Proyek Rempang Eco City merupakan kawasan industri, perdagangan, hingga wisata terintegrasi yang ditujukan untuk mendorong daya saing dengan Singapura dan Malaysia. Proyek tersebut akan digarap oleh PT Makmur Elok Graha (MEG) dengan target investasi mencapai Rp 381 triliun pada 2080.

Berdasarkan catatan bisnis.com (13/4/2023), pengembangan kawasan oleh PT MEG, anak perusahaan Grup Artha Graha milik Tomy Winata bernilai investasi jumbo ini dapat menyerap 306.000 orang tenaga kerja. Pun diyakini akan memberikan keuntungan bagi negara dari sisi investasi, dan BP Batam selaku pemegang hak pengelolaan lahan dari sisi pemasukan pendapatan negara bukan pajak (PNBP). 
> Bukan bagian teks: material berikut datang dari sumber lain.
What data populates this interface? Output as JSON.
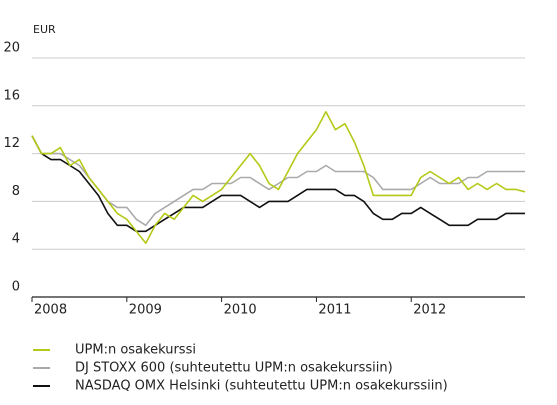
{
  "chart_data": {
    "type": "line",
    "ylabel": "EUR",
    "x": [
      2008,
      2008.1,
      2008.2,
      2008.3,
      2008.4,
      2008.5,
      2008.6,
      2008.7,
      2008.8,
      2008.9,
      2009,
      2009.1,
      2009.2,
      2009.3,
      2009.4,
      2009.5,
      2009.6,
      2009.7,
      2009.8,
      2009.9,
      2010,
      2010.1,
      2010.2,
      2010.3,
      2010.4,
      2010.5,
      2010.6,
      2010.7,
      2010.8,
      2010.9,
      2011,
      2011.1,
      2011.2,
      2011.3,
      2011.4,
      2011.5,
      2011.6,
      2011.7,
      2011.8,
      2011.9,
      2012,
      2012.1,
      2012.2,
      2012.3,
      2012.4,
      2012.5,
      2012.6,
      2012.7,
      2012.8,
      2012.9,
      2013,
      2013.1,
      2013.2
    ],
    "xlim": [
      2008,
      2013.2
    ],
    "xticks": [
      2008,
      2009,
      2010,
      2011,
      2012
    ],
    "ylim": [
      0,
      20
    ],
    "yticks": [
      0,
      4,
      8,
      12,
      16,
      20
    ],
    "grid": true,
    "series": [
      {
        "name": "UPM:n osakekurssi",
        "color": "#b5c918",
        "values": [
          13.5,
          12,
          12,
          12.5,
          11,
          11.5,
          10,
          9,
          8,
          7,
          6.5,
          5.5,
          4.5,
          6,
          7,
          6.5,
          7.5,
          8.5,
          8,
          8.5,
          9,
          10,
          11,
          12,
          11,
          9.5,
          9,
          10.5,
          12,
          13,
          14,
          15.5,
          14,
          14.5,
          13,
          11,
          8.5,
          8.5,
          8.5,
          8.5,
          8.5,
          10,
          10.5,
          10,
          9.5,
          10,
          9,
          9.5,
          9,
          9.5,
          9,
          9,
          8.8
        ]
      },
      {
        "name": "DJ STOXX 600 (suhteutettu UPM:n osakekurssiin)",
        "color": "#aaaaaa",
        "values": [
          13.5,
          12,
          12,
          12,
          11.5,
          11,
          10,
          9,
          8,
          7.5,
          7.5,
          6.5,
          6,
          7,
          7.5,
          8,
          8.5,
          9,
          9,
          9.5,
          9.5,
          9.5,
          10,
          10,
          9.5,
          9,
          9.5,
          10,
          10,
          10.5,
          10.5,
          11,
          10.5,
          10.5,
          10.5,
          10.5,
          10,
          9,
          9,
          9,
          9,
          9.5,
          10,
          9.5,
          9.5,
          9.5,
          10,
          10,
          10.5,
          10.5,
          10.5,
          10.5,
          10.5
        ]
      },
      {
        "name": "NASDAQ OMX Helsinki (suhteutettu UPM:n osakekurssiin)",
        "color": "#111111",
        "values": [
          13.5,
          12,
          11.5,
          11.5,
          11,
          10.5,
          9.5,
          8.5,
          7,
          6,
          6,
          5.5,
          5.5,
          6,
          6.5,
          7,
          7.5,
          7.5,
          7.5,
          8,
          8.5,
          8.5,
          8.5,
          8,
          7.5,
          8,
          8,
          8,
          8.5,
          9,
          9,
          9,
          9,
          8.5,
          8.5,
          8,
          7,
          6.5,
          6.5,
          7,
          7,
          7.5,
          7,
          6.5,
          6,
          6,
          6,
          6.5,
          6.5,
          6.5,
          7,
          7,
          7
        ]
      }
    ]
  }
}
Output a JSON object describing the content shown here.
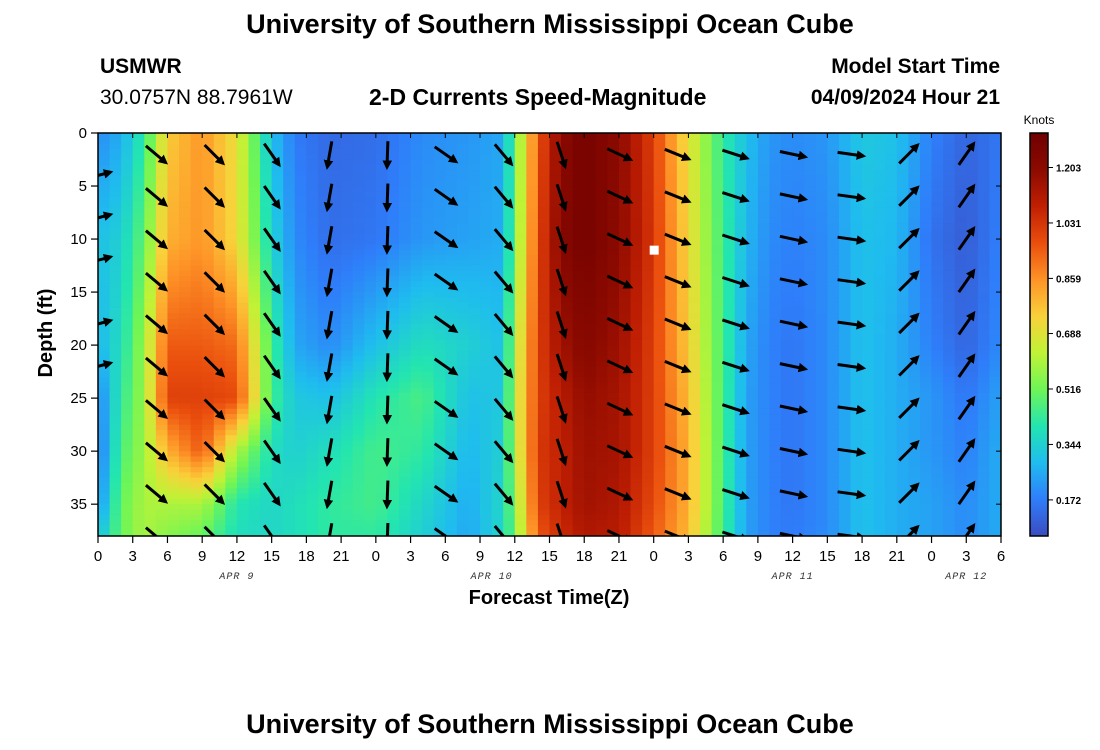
{
  "header": {
    "title": "University of Southern Mississippi Ocean Cube",
    "station_name": "USMWR",
    "station_coords": "30.0757N  88.7961W",
    "plot_title": "2-D Currents Speed-Magnitude",
    "model_start_label": "Model Start Time",
    "model_start_time": "04/09/2024 Hour 21"
  },
  "footer": {
    "title": "University of Southern Mississippi Ocean Cube"
  },
  "chart_data": {
    "type": "heatmap",
    "xlabel": "Forecast Time(Z)",
    "ylabel": "Depth (ft)",
    "x_hours_range": [
      0,
      78
    ],
    "y_range": [
      0,
      38
    ],
    "x_tick_labels": [
      "0",
      "3",
      "6",
      "9",
      "12",
      "15",
      "18",
      "21",
      "0",
      "3",
      "6",
      "9",
      "12",
      "15",
      "18",
      "21",
      "0",
      "3",
      "6",
      "9",
      "12",
      "15",
      "18",
      "21",
      "0",
      "3",
      "6"
    ],
    "y_ticks": [
      0,
      5,
      10,
      15,
      20,
      25,
      30,
      35
    ],
    "date_labels": [
      {
        "text": "APR 9",
        "hour": 12
      },
      {
        "text": "APR 10",
        "hour": 34
      },
      {
        "text": "APR 11",
        "hour": 60
      },
      {
        "text": "APR 12",
        "hour": 75
      }
    ],
    "colorbar": {
      "title": "Knots",
      "range": [
        0.06,
        1.31
      ],
      "ticks": [
        0.172,
        0.344,
        0.516,
        0.688,
        0.859,
        1.031,
        1.203
      ],
      "tick_labels": [
        "0.172",
        "0.344",
        "0.516",
        "0.688",
        "0.859",
        "1.031",
        "1.203"
      ]
    },
    "colormap": [
      "#3b4cc0",
      "#2f7dfa",
      "#1fbcef",
      "#23e5b0",
      "#6ff556",
      "#c0f236",
      "#f9d13a",
      "#fe9327",
      "#ea4e0d",
      "#c01f03",
      "#8c0a00",
      "#6f0000"
    ],
    "speed_columns_hours": [
      0,
      2,
      4,
      6,
      9,
      12,
      15,
      17,
      20,
      24,
      28,
      32,
      35,
      36,
      38,
      40,
      42,
      45,
      48,
      51,
      54,
      56,
      58,
      60,
      63,
      66,
      69,
      72,
      75,
      78
    ],
    "speed_rows_depth": [
      0,
      10,
      20,
      25,
      30,
      35,
      38
    ],
    "speed_grid": [
      [
        0.2,
        0.3,
        0.28,
        0.18,
        0.15,
        0.2,
        0.3
      ],
      [
        0.26,
        0.34,
        0.38,
        0.42,
        0.46,
        0.5,
        0.5
      ],
      [
        0.42,
        0.5,
        0.58,
        0.58,
        0.58,
        0.6,
        0.6
      ],
      [
        0.75,
        0.8,
        0.95,
        1.0,
        0.8,
        0.6,
        0.55
      ],
      [
        0.85,
        0.85,
        0.95,
        1.0,
        0.95,
        0.6,
        0.5
      ],
      [
        0.7,
        0.72,
        0.92,
        0.98,
        0.6,
        0.4,
        0.38
      ],
      [
        0.3,
        0.35,
        0.45,
        0.45,
        0.38,
        0.36,
        0.36
      ],
      [
        0.17,
        0.2,
        0.25,
        0.32,
        0.34,
        0.38,
        0.38
      ],
      [
        0.13,
        0.14,
        0.2,
        0.3,
        0.38,
        0.42,
        0.42
      ],
      [
        0.14,
        0.16,
        0.3,
        0.4,
        0.45,
        0.45,
        0.42
      ],
      [
        0.2,
        0.22,
        0.38,
        0.46,
        0.42,
        0.36,
        0.34
      ],
      [
        0.22,
        0.24,
        0.34,
        0.3,
        0.28,
        0.26,
        0.25
      ],
      [
        0.25,
        0.26,
        0.3,
        0.32,
        0.34,
        0.36,
        0.36
      ],
      [
        0.5,
        0.52,
        0.6,
        0.62,
        0.6,
        0.55,
        0.52
      ],
      [
        0.95,
        0.98,
        1.0,
        1.0,
        1.02,
        1.0,
        0.95
      ],
      [
        1.2,
        1.22,
        1.15,
        1.1,
        1.08,
        1.08,
        1.05
      ],
      [
        1.28,
        1.28,
        1.22,
        1.18,
        1.16,
        1.15,
        1.12
      ],
      [
        1.2,
        1.2,
        1.16,
        1.14,
        1.14,
        1.12,
        1.1
      ],
      [
        1.0,
        1.02,
        1.0,
        1.0,
        1.0,
        0.98,
        0.95
      ],
      [
        0.7,
        0.72,
        0.75,
        0.78,
        0.8,
        0.8,
        0.78
      ],
      [
        0.42,
        0.44,
        0.45,
        0.45,
        0.45,
        0.45,
        0.44
      ],
      [
        0.3,
        0.28,
        0.25,
        0.24,
        0.24,
        0.24,
        0.24
      ],
      [
        0.22,
        0.2,
        0.18,
        0.18,
        0.18,
        0.18,
        0.18
      ],
      [
        0.2,
        0.18,
        0.16,
        0.16,
        0.16,
        0.16,
        0.17
      ],
      [
        0.22,
        0.2,
        0.2,
        0.2,
        0.2,
        0.2,
        0.2
      ],
      [
        0.32,
        0.3,
        0.3,
        0.3,
        0.3,
        0.3,
        0.3
      ],
      [
        0.3,
        0.28,
        0.26,
        0.26,
        0.26,
        0.26,
        0.26
      ],
      [
        0.18,
        0.15,
        0.18,
        0.22,
        0.22,
        0.24,
        0.24
      ],
      [
        0.12,
        0.1,
        0.12,
        0.16,
        0.18,
        0.2,
        0.2
      ],
      [
        0.16,
        0.18,
        0.2,
        0.24,
        0.26,
        0.26,
        0.26
      ]
    ],
    "vector_hours": [
      0,
      5,
      10,
      15,
      20,
      25,
      30,
      35,
      40,
      45,
      50,
      55,
      60,
      65,
      70,
      75
    ],
    "vector_depths": [
      2,
      6,
      10,
      14,
      18,
      22,
      26,
      30,
      34,
      38
    ],
    "vector_columns": [
      {
        "hour": 0,
        "angle_deg": -15,
        "depths": [
          4,
          8,
          12,
          18,
          22
        ]
      },
      {
        "hour": 5,
        "angle_deg": 40
      },
      {
        "hour": 10,
        "angle_deg": 45
      },
      {
        "hour": 15,
        "angle_deg": 55
      },
      {
        "hour": 20,
        "angle_deg": 100
      },
      {
        "hour": 25,
        "angle_deg": 92
      },
      {
        "hour": 30,
        "angle_deg": 35
      },
      {
        "hour": 35,
        "angle_deg": 50
      },
      {
        "hour": 40,
        "angle_deg": 72
      },
      {
        "hour": 45,
        "angle_deg": 25
      },
      {
        "hour": 50,
        "angle_deg": 22
      },
      {
        "hour": 55,
        "angle_deg": 18
      },
      {
        "hour": 60,
        "angle_deg": 12
      },
      {
        "hour": 65,
        "angle_deg": 8
      },
      {
        "hour": 70,
        "angle_deg": -45
      },
      {
        "hour": 75,
        "angle_deg": -55
      }
    ],
    "marker": {
      "hour": 48,
      "depth": 11
    }
  }
}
Namun ada fakta lain. Ternyata sejak pembangunan dimulai pada tahun 2022 oleh pemilik konsesi, konflik antara warga dengan pemilik konsesi atas lahan seluas kurang lebih 17.000 ha itu sering terjadi. Menurut Menkopolhukam Mahfud MD, duduk perkara konflik pembebasan lahan di Pulau Rempang itu bukan penggusuran tetapi pengosongan lahan, karena hak atas tanah telah diberikan oleh negara kepada entitas perusahaan sejak 2001 dan 2002. Ada investasi ratusan triliun yang disiapkan di Pulau Rempang.

Sebelum investor masuk, tanah ini belum digarap dan tidak pernah ditengok. Pada 2004 dan seterusnya menyusul dengan beberapa keputusan, hak atas penggunaan tanah itu diberikan kepada pihak lain untuk ditempati. Situasi menjadi rumit ketika investor mulai masuk ke Pulau Rempang pada 2022. Ketika pemegang hak datang ke sana, ternyata tanahnya sudah ditempati.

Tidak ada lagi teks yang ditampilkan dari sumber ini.